We developed a new structured approach to the management of HPC resilience using the concept of resilience-based design patterns. In general, a design pattern is a repeatable solution to a commonly occurring problem. We identified the well-known solutions that are commonly used to deal with faults, errors and failures in HPC systems.
In the initial design patterns specification (version 1.0), we described the various solutions, which address specific problems in the design of resilient HPC environments, in the form of patterns. Each pattern describes a problem caused by a fault, error or failure event in an HPC environment, and then describes the core of the solution of the problem in such a way that this solution may be adapted to different systems and implemented at different layers of the system stack. The catalog of these resilience design patterns provides designers with a collection of design elements. To construct complete resilience solutions using combinations of various patterns, we defined a framework that enhances HPC designers' understanding of the important constraints and the opportunities for the design patterns to be implemented and deployed at various layers of the system stack. The design framework is also useful for establishing interfaces and mechanisms to coordinate flexible fault management across hardware and software components, as well as to consider the trade-off between performance, resilience, and power consumption when constructing a solution. The resilience design patterns specification version 1.1 included more detailed explanations of the pattern solutions, the context in which the patterns are applicable, and the implications for hardware or software design. It also provided several additional examples and detailed case studies to demonstrate the use of patterns to build realistic solutions.
In version 1.2 of the specification document, we have improved the pattern descriptions, including graphical representations of the pattern components. These improvements are largely based on critical comments, feedback and suggestions received from pattern experts and readers of the previous versions of the specification. The pattern classification has been modified to further clarify the relationships between pattern categories.
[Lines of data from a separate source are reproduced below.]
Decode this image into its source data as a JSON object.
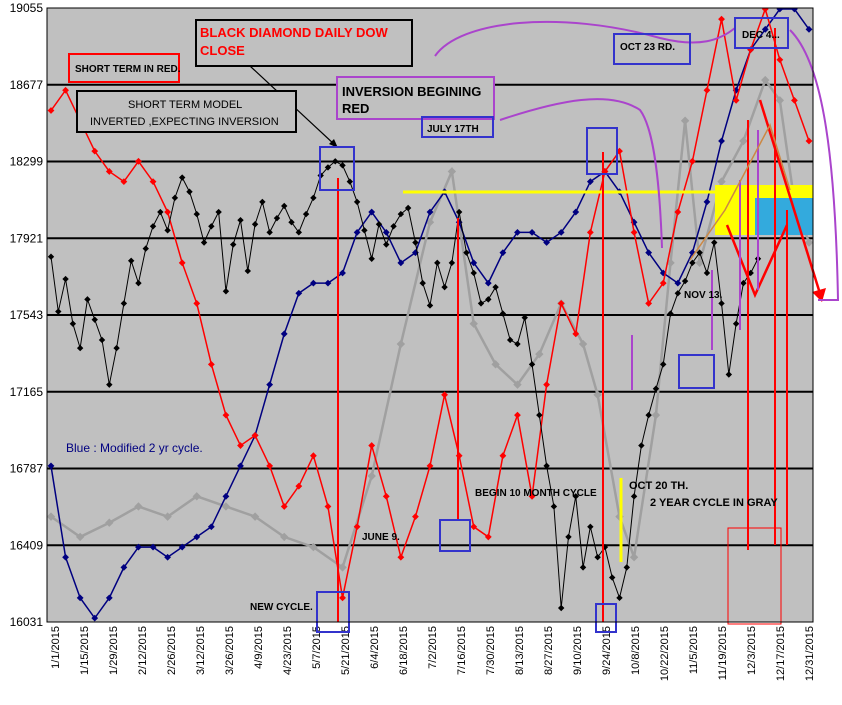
{
  "chart_data": {
    "type": "line",
    "title": "BLACK DIAMOND DAILY DOW CLOSE",
    "xlabel": "",
    "ylabel": "",
    "ylim": [
      16031,
      19055
    ],
    "y_ticks": [
      16031,
      16409,
      16787,
      17165,
      17543,
      17921,
      18299,
      18677,
      19055
    ],
    "x_tick_labels": [
      "1/1/2015",
      "1/15/2015",
      "1/29/2015",
      "2/12/2015",
      "2/26/2015",
      "3/12/2015",
      "3/26/2015",
      "4/9/2015",
      "4/23/2015",
      "5/7/2015",
      "5/21/2015",
      "6/4/2015",
      "6/18/2015",
      "7/2/2015",
      "7/16/2015",
      "7/30/2015",
      "8/13/2015",
      "8/27/2015",
      "9/10/2015",
      "9/24/2015",
      "10/8/2015",
      "10/22/2015",
      "11/5/2015",
      "11/19/2015",
      "12/3/2015",
      "12/17/2015",
      "12/31/2015"
    ],
    "grid": true,
    "colors": {
      "plot_bg": "#c0c0c0",
      "dow": "#000000",
      "short_term": "#ff0000",
      "two_year": "#a0a0a0",
      "modified_two_year": "#000080",
      "projection": "#ffff00",
      "annotation_box": "#3333cc",
      "purple_marker": "#aa44cc"
    },
    "series": [
      {
        "key": "dow",
        "color": "#000000",
        "values": [
          [
            0,
            17830
          ],
          [
            1,
            17560
          ],
          [
            2,
            17720
          ],
          [
            3,
            17500
          ],
          [
            4,
            17380
          ],
          [
            5,
            17620
          ],
          [
            6,
            17520
          ],
          [
            7,
            17420
          ],
          [
            8,
            17200
          ],
          [
            9,
            17380
          ],
          [
            10,
            17600
          ],
          [
            11,
            17810
          ],
          [
            12,
            17700
          ],
          [
            13,
            17870
          ],
          [
            14,
            17980
          ],
          [
            15,
            18050
          ],
          [
            16,
            17960
          ],
          [
            17,
            18120
          ],
          [
            18,
            18220
          ],
          [
            19,
            18150
          ],
          [
            20,
            18040
          ],
          [
            21,
            17900
          ],
          [
            22,
            17980
          ],
          [
            23,
            18050
          ],
          [
            24,
            17660
          ],
          [
            25,
            17890
          ],
          [
            26,
            18010
          ],
          [
            27,
            17760
          ],
          [
            28,
            17990
          ],
          [
            29,
            18100
          ],
          [
            30,
            17950
          ],
          [
            31,
            18020
          ],
          [
            32,
            18080
          ],
          [
            33,
            18000
          ],
          [
            34,
            17950
          ],
          [
            35,
            18040
          ],
          [
            36,
            18120
          ],
          [
            37,
            18230
          ],
          [
            38,
            18270
          ],
          [
            39,
            18300
          ],
          [
            40,
            18280
          ],
          [
            41,
            18200
          ],
          [
            42,
            18100
          ],
          [
            43,
            17960
          ],
          [
            44,
            17820
          ],
          [
            45,
            17990
          ],
          [
            46,
            17890
          ],
          [
            47,
            17980
          ],
          [
            48,
            18040
          ],
          [
            49,
            18070
          ],
          [
            50,
            17900
          ],
          [
            51,
            17700
          ],
          [
            52,
            17590
          ],
          [
            53,
            17800
          ],
          [
            54,
            17680
          ],
          [
            55,
            17800
          ],
          [
            56,
            18050
          ],
          [
            57,
            17850
          ],
          [
            58,
            17750
          ],
          [
            59,
            17600
          ],
          [
            60,
            17620
          ],
          [
            61,
            17680
          ],
          [
            62,
            17550
          ],
          [
            63,
            17420
          ],
          [
            64,
            17400
          ],
          [
            65,
            17530
          ],
          [
            66,
            17300
          ],
          [
            67,
            17050
          ],
          [
            68,
            16800
          ],
          [
            69,
            16600
          ],
          [
            70,
            16100
          ],
          [
            71,
            16450
          ],
          [
            72,
            16650
          ],
          [
            73,
            16300
          ],
          [
            74,
            16500
          ],
          [
            75,
            16350
          ],
          [
            76,
            16400
          ],
          [
            77,
            16250
          ],
          [
            78,
            16150
          ],
          [
            79,
            16300
          ],
          [
            80,
            16650
          ],
          [
            81,
            16900
          ],
          [
            82,
            17050
          ],
          [
            83,
            17180
          ],
          [
            84,
            17300
          ],
          [
            85,
            17550
          ],
          [
            86,
            17650
          ],
          [
            87,
            17710
          ],
          [
            88,
            17800
          ],
          [
            89,
            17850
          ],
          [
            90,
            17750
          ],
          [
            91,
            17900
          ],
          [
            92,
            17600
          ],
          [
            93,
            17250
          ],
          [
            94,
            17500
          ],
          [
            95,
            17700
          ],
          [
            96,
            17750
          ],
          [
            97,
            17820
          ]
        ]
      },
      {
        "key": "short_term",
        "color": "#ff0000",
        "values": [
          [
            0,
            18550
          ],
          [
            2,
            18650
          ],
          [
            4,
            18500
          ],
          [
            6,
            18350
          ],
          [
            8,
            18250
          ],
          [
            10,
            18200
          ],
          [
            12,
            18300
          ],
          [
            14,
            18200
          ],
          [
            16,
            18050
          ],
          [
            18,
            17800
          ],
          [
            20,
            17600
          ],
          [
            22,
            17300
          ],
          [
            24,
            17050
          ],
          [
            26,
            16900
          ],
          [
            28,
            16950
          ],
          [
            30,
            16800
          ],
          [
            32,
            16600
          ],
          [
            34,
            16700
          ],
          [
            36,
            16850
          ],
          [
            38,
            16600
          ],
          [
            40,
            16150
          ],
          [
            42,
            16500
          ],
          [
            44,
            16900
          ],
          [
            46,
            16650
          ],
          [
            48,
            16350
          ],
          [
            50,
            16550
          ],
          [
            52,
            16800
          ],
          [
            54,
            17150
          ],
          [
            56,
            16850
          ],
          [
            58,
            16500
          ],
          [
            60,
            16450
          ],
          [
            62,
            16850
          ],
          [
            64,
            17050
          ],
          [
            66,
            16650
          ],
          [
            68,
            17200
          ],
          [
            70,
            17600
          ],
          [
            72,
            17450
          ],
          [
            74,
            17950
          ],
          [
            76,
            18250
          ],
          [
            78,
            18350
          ],
          [
            80,
            17950
          ],
          [
            82,
            17600
          ],
          [
            84,
            17700
          ],
          [
            86,
            18050
          ],
          [
            88,
            18300
          ],
          [
            90,
            18650
          ],
          [
            92,
            19000
          ],
          [
            94,
            18600
          ],
          [
            96,
            18850
          ],
          [
            98,
            19050
          ],
          [
            100,
            18800
          ],
          [
            102,
            18600
          ],
          [
            104,
            18400
          ]
        ]
      },
      {
        "key": "two_year",
        "color": "#a0a0a0",
        "values": [
          [
            0,
            16550
          ],
          [
            4,
            16450
          ],
          [
            8,
            16520
          ],
          [
            12,
            16600
          ],
          [
            16,
            16550
          ],
          [
            20,
            16650
          ],
          [
            24,
            16600
          ],
          [
            28,
            16550
          ],
          [
            32,
            16450
          ],
          [
            36,
            16400
          ],
          [
            40,
            16300
          ],
          [
            44,
            16750
          ],
          [
            48,
            17400
          ],
          [
            52,
            18000
          ],
          [
            55,
            18250
          ],
          [
            58,
            17500
          ],
          [
            61,
            17300
          ],
          [
            64,
            17200
          ],
          [
            67,
            17350
          ],
          [
            70,
            17600
          ],
          [
            73,
            17400
          ],
          [
            75,
            17150
          ],
          [
            78,
            16550
          ],
          [
            80,
            16350
          ],
          [
            83,
            17050
          ],
          [
            85,
            17800
          ],
          [
            87,
            18500
          ],
          [
            89,
            17800
          ],
          [
            92,
            18200
          ],
          [
            95,
            18400
          ],
          [
            98,
            18700
          ],
          [
            100,
            18600
          ],
          [
            102,
            18100
          ],
          [
            104,
            17900
          ]
        ]
      },
      {
        "key": "modified_two_year",
        "color": "#000080",
        "values": [
          [
            0,
            16800
          ],
          [
            2,
            16350
          ],
          [
            4,
            16150
          ],
          [
            6,
            16050
          ],
          [
            8,
            16150
          ],
          [
            10,
            16300
          ],
          [
            12,
            16400
          ],
          [
            14,
            16400
          ],
          [
            16,
            16350
          ],
          [
            18,
            16400
          ],
          [
            20,
            16450
          ],
          [
            22,
            16500
          ],
          [
            24,
            16650
          ],
          [
            26,
            16800
          ],
          [
            28,
            16950
          ],
          [
            30,
            17200
          ],
          [
            32,
            17450
          ],
          [
            34,
            17650
          ],
          [
            36,
            17700
          ],
          [
            38,
            17700
          ],
          [
            40,
            17750
          ],
          [
            42,
            17950
          ],
          [
            44,
            18050
          ],
          [
            46,
            17950
          ],
          [
            48,
            17800
          ],
          [
            50,
            17850
          ],
          [
            52,
            18050
          ],
          [
            54,
            18150
          ],
          [
            56,
            18000
          ],
          [
            58,
            17800
          ],
          [
            60,
            17700
          ],
          [
            62,
            17850
          ],
          [
            64,
            17950
          ],
          [
            66,
            17950
          ],
          [
            68,
            17900
          ],
          [
            70,
            17950
          ],
          [
            72,
            18050
          ],
          [
            74,
            18200
          ],
          [
            76,
            18250
          ],
          [
            78,
            18150
          ],
          [
            80,
            18000
          ],
          [
            82,
            17850
          ],
          [
            84,
            17750
          ],
          [
            86,
            17700
          ],
          [
            88,
            17850
          ],
          [
            90,
            18100
          ],
          [
            92,
            18400
          ],
          [
            94,
            18650
          ],
          [
            96,
            18850
          ],
          [
            98,
            18950
          ],
          [
            100,
            19050
          ],
          [
            102,
            19050
          ],
          [
            104,
            18950
          ]
        ]
      }
    ]
  },
  "labels": {
    "title": "BLACK DIAMOND DAILY DOW CLOSE",
    "short_term_red": "SHORT TERM IN RED.",
    "short_term_model_line1": "SHORT TERM MODEL",
    "short_term_model_line2": "INVERTED ,EXPECTING INVERSION",
    "inversion_line1": "INVERSION BEGINING",
    "inversion_line2": "RED",
    "july17": "JULY 17TH",
    "oct23": "OCT 23 RD.",
    "dec": "DEC 4...",
    "nov13": "NOV 13.",
    "blue_legend": "Blue : Modified 2 yr cycle.",
    "oct20": "OCT 20 TH.",
    "two_year_gray": "2 YEAR CYCLE IN GRAY",
    "begin10": "BEGIN 10 MONTH CYCLE",
    "june9": "JUNE 9.",
    "new_cycle": "NEW CYCLE."
  }
}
This version of the specification also introduces a pattern language for resilience design patterns. The pattern language presents the patterns in the catalog as a network, revealing the relations among the resilience patterns. The language provides designers with the means to explore alternative techniques for handling a specific fault model that may have different efficiency and complexity characteristics. Using the pattern language also enables the design and implementation of comprehensive resilience solutions as a set of interconnected resilience patterns that can be instantiated across layers of the system stack. The overall goal of this work is to provide hardware and software designers, as well as the users and operators of HPC systems, a systematic methodology for the design and evaluation of resilience technologies in HPC systems that keep scientific applications running to a correct solution in a timely and cost-efficient manner despite frequent faults, errors, and failures of various types.
Version 2.0 expands the resilience design pattern classification and catalog to include self-stabilization patterns and reliability, availability and performance models for each structural pattern.